Videos from JuliaCon are now available online
2018
Previous editions: 2017 | 2016 | 2015 | 2014
Gael Forget

MIT



Bringing ocean, climate, and ecosystem modeling to Julia

Earth systems are simulated using numerical models of increasing resolution that play a key role in helping us understand and predict climate. The MIT general circulation model and MIT Darwin Project developers strive to provide open-source and user-friendly solutions to a wide user community of researchers and educators. In this talk, I will present an initial effort to interface these powerful and versatile tools with Julia. Emphasis, for now, is on porting the gcmfaces toolbox to Julia. This Matlab / Octave toolbox allows users to analyze ocean model output using code that is readily applicable to all supported grid types.

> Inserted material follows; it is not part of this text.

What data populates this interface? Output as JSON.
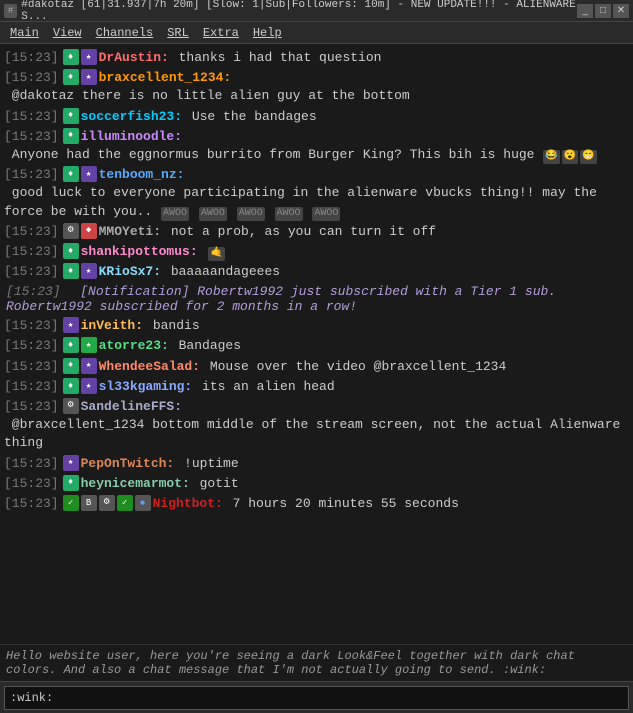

Porting it to Julia notably aims to (1) improve scalability to increasingly large data sets, (2) alleviate costs associated with proprietary software, (3) increase integration with cloud services, and (4) facilitate access for educators and researchers via jupyter notebooks. Examples will be taken from a recent simulation of marine ecosystems by the MIT Darwin Project. In the longer term, this effort aims to allow users to leverage MITgcm capabilities (parallel solvers, automatic differentiation, virtual particle tracking, etc.) via Julia.

Speaker's bio

I work as a research scientist at the Massachusetts Institute of Technology (MIT) where I investigate oceanography and climate. As part of the Department of Earth, Atmospheric and Planetary Sciences, my work focuses on ocean modeling and the analysis of global ocean data sets such as Argo profile collections and satellite altimetry. Amongst other approaches, I carry out ocean state estimation using the MIT general circulation model to interpolate and interpret ocean observations. I also participate in the development of the MITgcm and its adjoint. My scientific interests include: Ocean circulation and Climate variability; tracer transport and turbulent transformation processes; interaction of bio-geochemistry and physical processes; global cycles of heat, water, and carbon; observational statistics; forward and inverse modeling.